Blog post By Paula Chiocchi on 2020-07-22
It used to be that the B2B buying journey was a specific, well-defined path set by marketers. But now, many buyers are ignoring the “road signs” to choose their own journey. Some may still go along the paved path, but others are cutting through side trails or stepping out into the woods by themselves. Buyer behavior is changing, and in fact, the entire B2B customer journey has been undergoing a transformation. So how do you adjust?
Recently I came across a Marketing Profs article that offers ideas on how marketers can align with the self-directed buying journey. But first, it’s important to understand some of the reasons driving this shift. A recent Forrester report points to four major factors:
- Access to Information: With more information available online than ever before, buyers have more control to choose a self-directed journey. Marketing Profs makes the point that by the time buyers “actually engage directly with a prospective vendor, they already have a strong sense of what they want.”
- Buyer Demographics: As a whole, business leaders have been talking about how to work with millennials for years, but now this generation isn’t just researching and supporting marketing teams – they’re the ones making decisions.
- Elevated Consumer Experiences: B2B buyers have grown to expect the high level of personalization and ease found in consumer purchases in their B2B buying journey as well.
- Lack of In-Person Events: Industry events have traditionally been the time and place to establish and grow business relationships. But with most major in-person events on hold due to the pandemic, those connections aren’t being built and must be forged another way.
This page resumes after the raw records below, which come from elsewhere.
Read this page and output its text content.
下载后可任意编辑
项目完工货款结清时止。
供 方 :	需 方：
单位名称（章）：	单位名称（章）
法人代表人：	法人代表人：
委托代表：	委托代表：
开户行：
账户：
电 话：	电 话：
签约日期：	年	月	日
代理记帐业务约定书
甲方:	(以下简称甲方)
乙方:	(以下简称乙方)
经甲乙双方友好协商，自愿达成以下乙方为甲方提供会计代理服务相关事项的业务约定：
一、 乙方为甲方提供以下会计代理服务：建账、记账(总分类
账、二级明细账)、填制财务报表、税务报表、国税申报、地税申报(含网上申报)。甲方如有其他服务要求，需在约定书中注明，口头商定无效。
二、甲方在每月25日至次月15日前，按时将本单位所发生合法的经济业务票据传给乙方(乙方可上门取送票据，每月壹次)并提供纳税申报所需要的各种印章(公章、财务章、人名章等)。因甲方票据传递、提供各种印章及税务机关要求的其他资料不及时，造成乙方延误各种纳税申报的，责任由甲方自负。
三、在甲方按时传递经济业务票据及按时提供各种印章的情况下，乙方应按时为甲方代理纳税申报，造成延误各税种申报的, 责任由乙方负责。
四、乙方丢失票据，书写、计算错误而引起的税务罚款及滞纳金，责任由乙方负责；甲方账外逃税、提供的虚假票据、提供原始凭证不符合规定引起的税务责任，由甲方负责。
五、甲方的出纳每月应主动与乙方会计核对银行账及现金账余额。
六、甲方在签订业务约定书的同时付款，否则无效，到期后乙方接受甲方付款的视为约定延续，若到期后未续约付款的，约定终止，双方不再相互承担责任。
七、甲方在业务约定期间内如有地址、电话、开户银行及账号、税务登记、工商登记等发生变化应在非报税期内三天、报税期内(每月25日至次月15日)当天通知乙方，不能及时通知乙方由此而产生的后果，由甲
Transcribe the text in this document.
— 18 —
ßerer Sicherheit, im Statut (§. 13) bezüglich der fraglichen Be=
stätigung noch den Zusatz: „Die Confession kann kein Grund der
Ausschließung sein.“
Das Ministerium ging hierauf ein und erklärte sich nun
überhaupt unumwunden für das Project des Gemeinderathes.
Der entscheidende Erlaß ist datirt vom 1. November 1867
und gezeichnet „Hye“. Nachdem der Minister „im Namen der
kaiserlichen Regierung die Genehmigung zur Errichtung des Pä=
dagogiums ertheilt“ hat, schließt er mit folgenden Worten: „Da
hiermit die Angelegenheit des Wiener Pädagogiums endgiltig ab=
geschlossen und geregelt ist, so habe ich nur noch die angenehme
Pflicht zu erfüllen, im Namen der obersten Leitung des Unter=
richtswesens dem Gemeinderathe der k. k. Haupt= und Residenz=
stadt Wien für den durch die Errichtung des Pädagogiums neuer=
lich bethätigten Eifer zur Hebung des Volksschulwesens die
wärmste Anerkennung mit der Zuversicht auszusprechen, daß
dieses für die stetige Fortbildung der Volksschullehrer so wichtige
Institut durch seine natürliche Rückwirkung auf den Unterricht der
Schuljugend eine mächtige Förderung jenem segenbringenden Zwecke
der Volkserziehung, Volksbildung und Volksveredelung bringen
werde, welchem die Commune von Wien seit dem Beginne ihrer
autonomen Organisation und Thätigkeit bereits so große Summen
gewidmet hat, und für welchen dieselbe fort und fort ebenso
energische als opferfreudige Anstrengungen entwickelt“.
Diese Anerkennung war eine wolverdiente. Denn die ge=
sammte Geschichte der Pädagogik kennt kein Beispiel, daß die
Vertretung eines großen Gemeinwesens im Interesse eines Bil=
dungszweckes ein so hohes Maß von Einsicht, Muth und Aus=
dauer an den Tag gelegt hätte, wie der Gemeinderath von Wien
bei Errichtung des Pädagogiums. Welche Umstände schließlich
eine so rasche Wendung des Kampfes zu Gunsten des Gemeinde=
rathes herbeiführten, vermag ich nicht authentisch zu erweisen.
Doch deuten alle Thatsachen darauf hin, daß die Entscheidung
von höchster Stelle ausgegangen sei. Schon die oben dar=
With those reasons in mind, here are four of my insights on how the buyer journey is shifting and what marketers should be doing in response.
- This isn’t brand new, it’s just more pronounced. A shift to the self-directed journey has been happening for years, but it has been amplified in recent months by the ongoing pandemic. In many ways it’s reached a tipping point: if marketers don’t jump on, they’ll risk being left behind. Looking to the future, even as in-person events return, sales and marketing teams need to recognize that today’s buying journey is a digital-first experience and they must adjust accordingly to stay relevant.
- Buyers may be self-directed, but they still want support. Instead of someone trying to persuade them, buyers are looking for an “equal partner,” according to Forrester. The report indicates it’s no longer about convincing a buyer to buy, but rather, helping them buy. “With ready access to much of the information they need to make purchase decisions, they expect transparency, expediency, and partnership,” Forrester says.
- It’s good to know the what, but better to know the why. Your prospects have already demonstrated some level of interest, but why are they interested in your product or solution? This is where intent data can come into play and make a huge impact. Buyer intent signals indicate that a prospect may be ready to buy your solution or a similar one. The article points out that how people search for a solution says a lot about their needs. What were the search terms used that brought them to your site? Do they value reliability, speed, service, price, or another factor? Marketers can then use that insight to deliver even more personalized campaigns and content that speaks to those values.
- Anticipate needs. B2B marketers should aim to understand what their buyers want now, and what they may want next. The article mentions how consumer brands have set the bar for all buyers, and how “deep customer understanding not only improves existing customer relationships but also enables companies to understand what customers… will need next.” This is especially important as the Forrester report says that buyers are looking for experiences that are “open, connected and intuitive” – similar to many consumer purchases.
The bottom line is, the buyer journey is changing and so are buying relationships. Marketing and sales teams aren’t in control and can’t determine the path. Instead, marketers should align with where buyers are heading and start walking beside them as a partner with valuable resources.
How is your company aligning with your buyers’ and their needs?